Is it possible to only get the sounds of the bodies interacting? I don't want any voices, moaning etc.
You can try prompting for voices/moaning/etc, though I think the dataset for the nsfw finetune is pretty heavily biased towards vocalization
Hey MMAUDIO generates only sound effects if im right, is there any chance to make them tell, speak, say what im wrote in the promt?
Not with this workflow/model.

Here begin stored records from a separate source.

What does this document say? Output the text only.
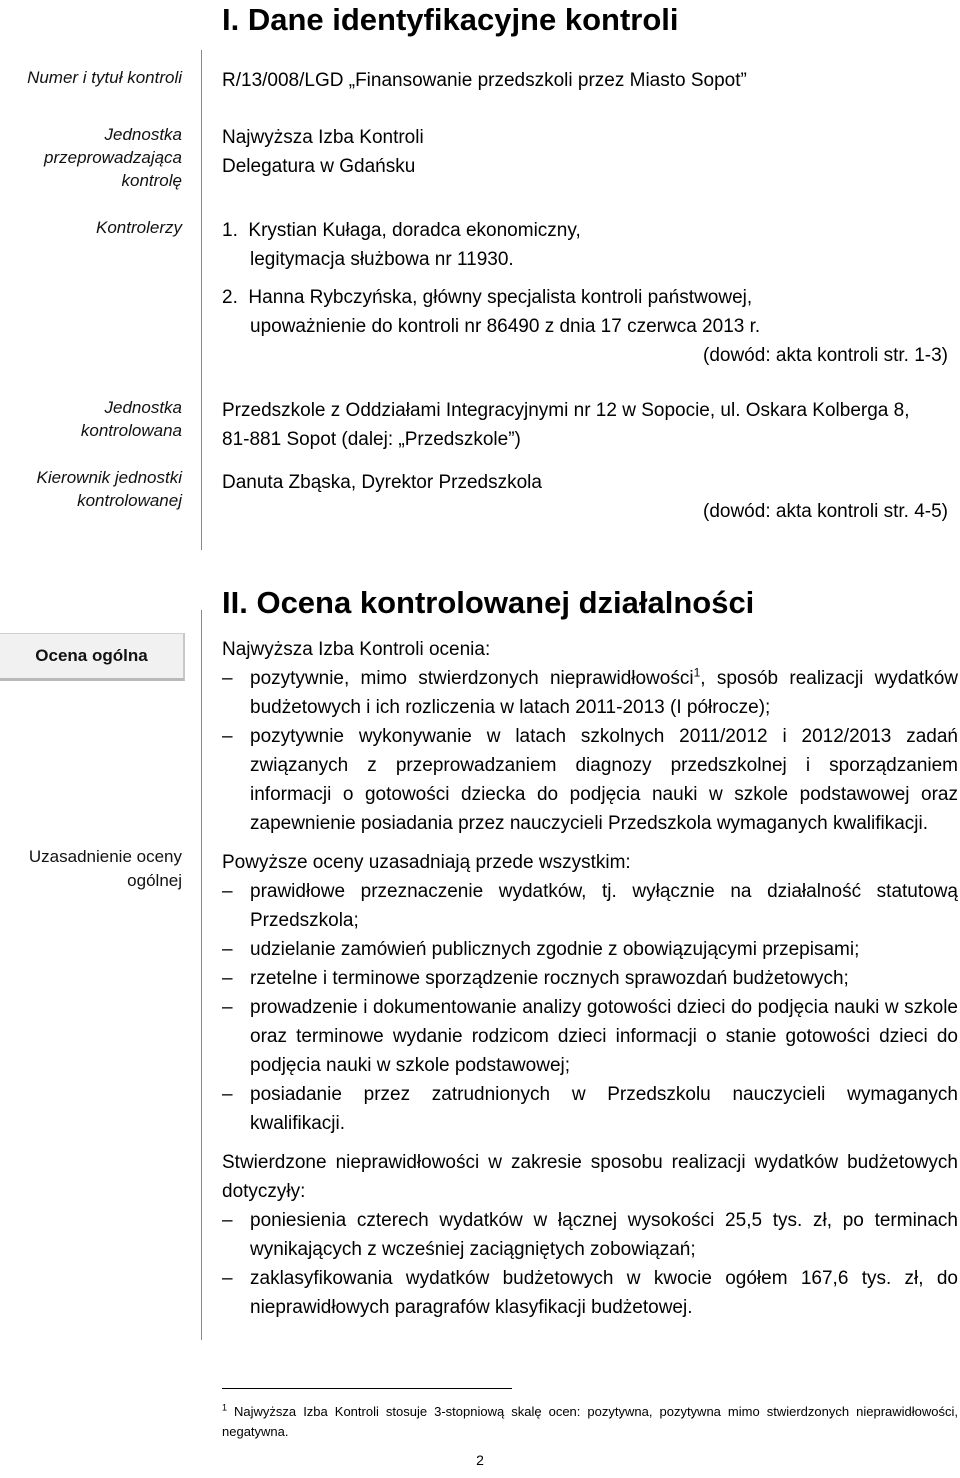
I. Dane identyfikacyjne kontroli
Numer i tytuł kontroli R/13/008/LGD „Finansowanie przedszkoli przez Miasto Sopot”
Jednostka przeprowadzająca kontrolę
Najwyższa Izba Kontroli
Delegatura w Gdańsku
Kontrolerzy 1.  Krystian Kułaga, doradca ekonomiczny,
legitymacja służbowa nr 11930.
2.  Hanna Rybczyńska, główny specjalista kontroli państwowej,
upoważnienie do kontroli nr 86490 z dnia 17 czerwca 2013 r.
(dowód: akta kontroli str. 1-3)
Jednostka kontrolowana
Przedszkole z Oddziałami Integracyjnymi nr 12 w Sopocie, ul. Oskara Kolberga 8,
81-881 Sopot (dalej: „Przedszkole”)
Kierownik jednostki kontrolowanej
Danuta Zbąska, Dyrektor Przedszkola
(dowód: akta kontroli str. 4-5)
II. Ocena kontrolowanej działalności
Ocena ogólna
Uzasadnienie oceny ogólnej

Najwyższa Izba Kontroli ocenia:

– pozytywnie, mimo stwierdzonych nieprawidłowości$^1$, sposób realizacji wydatków budżetowych i ich rozliczenia w latach 2011-2013 (I półrocze);
– pozytywnie wykonywanie w latach szkolnych 2011/2012 i 2012/2013 zadań związanych z przeprowadzaniem diagnozy przedszkolnej i sporządzaniem informacji o gotowości dziecka do podjęcia nauki w szkole podstawowej oraz zapewnienie posiadania przez nauczycieli Przedszkola wymaganych kwalifikacji.

Powyższe oceny uzasadniają przede wszystkim:

– prawidłowe przeznaczenie wydatków, tj. wyłącznie na działalność statutową Przedszkola;
– udzielanie zamówień publicznych zgodnie z obowiązującymi przepisami;
– rzetelne i terminowe sporządzenie rocznych sprawozdań budżetowych;
– prowadzenie i dokumentowanie analizy gotowości dzieci do podjęcia nauki w szkole oraz terminowe wydanie rodzicom dzieci informacji o stanie gotowości dzieci do podjęcia nauki w szkole podstawowej;
– posiadanie przez zatrudnionych w Przedszkolu nauczycieli wymaganych kwalifikacji.

Stwierdzone nieprawidłowości w zakresie sposobu realizacji wydatków budżetowych dotyczyły:

– poniesienia czterech wydatków w łącznej wysokości 25,5 tys. zł, po terminach wynikających z wcześniej zaciągniętych zobowiązań;
– zaklasyfikowania wydatków budżetowych w kwocie ogółem 167,6 tys. zł, do nieprawidłowych paragrafów klasyfikacji budżetowej.
$^1$ Najwyższa Izba Kontroli stosuje 3-stopniową skalę ocen: pozytywna, pozytywna mimo stwierdzonych nieprawidłowości, negatywna.
2
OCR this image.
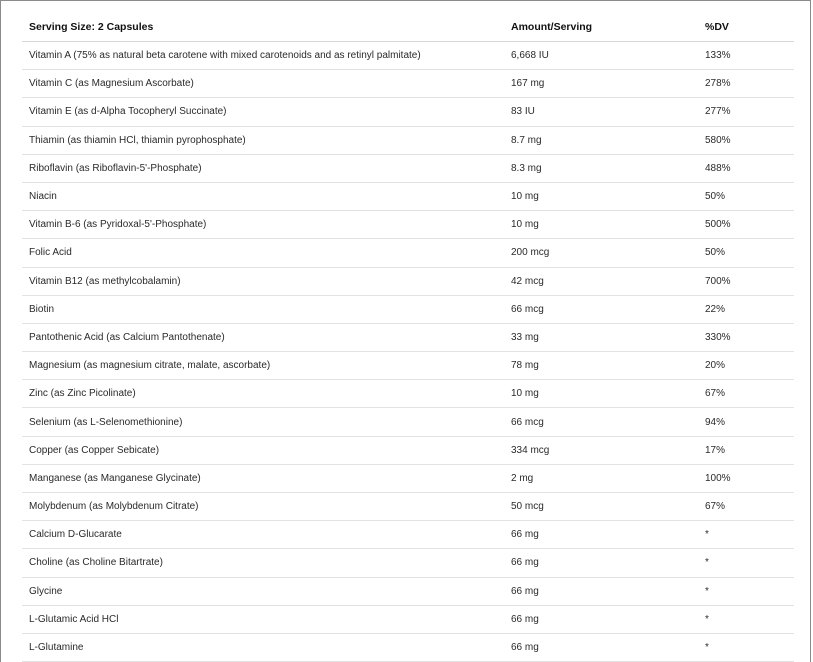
Serving Size: 2 Capsules	Amount/Serving	%DV
Vitamin A (75% as natural beta carotene with mixed carotenoids and as retinyl palmitate)	6,668 IU	133%
Vitamin C (as Magnesium Ascorbate)	167 mg	278%
Vitamin E (as d-Alpha Tocopheryl Succinate)	83 IU	277%
Thiamin (as thiamin HCl, thiamin pyrophosphate)	8.7 mg	580%
Riboflavin (as Riboflavin-5'-Phosphate)	8.3 mg	488%
Niacin	10 mg	50%
Vitamin B-6 (as Pyridoxal-5'-Phosphate)	10 mg	500%
Folic Acid	200 mcg	50%
Vitamin B12 (as methylcobalamin)	42 mcg	700%
Biotin	66 mcg	22%
Pantothenic Acid (as Calcium Pantothenate)	33 mg	330%
Magnesium (as magnesium citrate, malate, ascorbate)	78 mg	20%
Zinc (as Zinc Picolinate)	10 mg	67%
Selenium (as L-Selenomethionine)	66 mcg	94%
Copper (as Copper Sebicate)	334 mcg	17%
Manganese (as Manganese Glycinate)	2 mg	100%
Molybdenum (as Molybdenum Citrate)	50 mcg	67%
Calcium D-Glucarate	66 mg	*
Choline (as Choline Bitartrate)	66 mg	*
Glycine	66 mg	*
L-Glutamic Acid HCl	66 mg	*
L-Glutamine	66 mg	*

You'd probably want to try LTX 2.3 for that
If some of you want a very cool trick with mmaudio I used on some of my video
So first you will need an editing software or maybe you can do it with comfui but I don't know how.
So because MMaudio generate sounds synced to motion, most of the time the model get pretty confused if you have too much going on or your subject/action is too small/far from the "lens"
So the trick is to edit your video, crop it on the part you want and zoom into it to only have one single and clear motion, face, expression, etc.. for the model to understand
Then put this edited video on the mmaudio gen and most of the time it is way better like that.
And then of course you will need to edit the video with the audio track, it's a bit extra work but I preafer that than playing " please give me a good seed" game
Great idea, thank you for the comment!
@SeoulSeeker your welcome, I'v posted a workflow with this idea, using ultra lyrics detector to crop the face and generate only with this part if you want to check.
For some reason, though I installed everything, it still can't find these nodes:
- MMAudioFeatureUtilsLoader
- MMAudioModelLoader
- MMAudioSampler
Any ideas why that would be?
Transformers are limited to version 4.x (e.g., 4.45.0 or 4.46.0). Try changing it.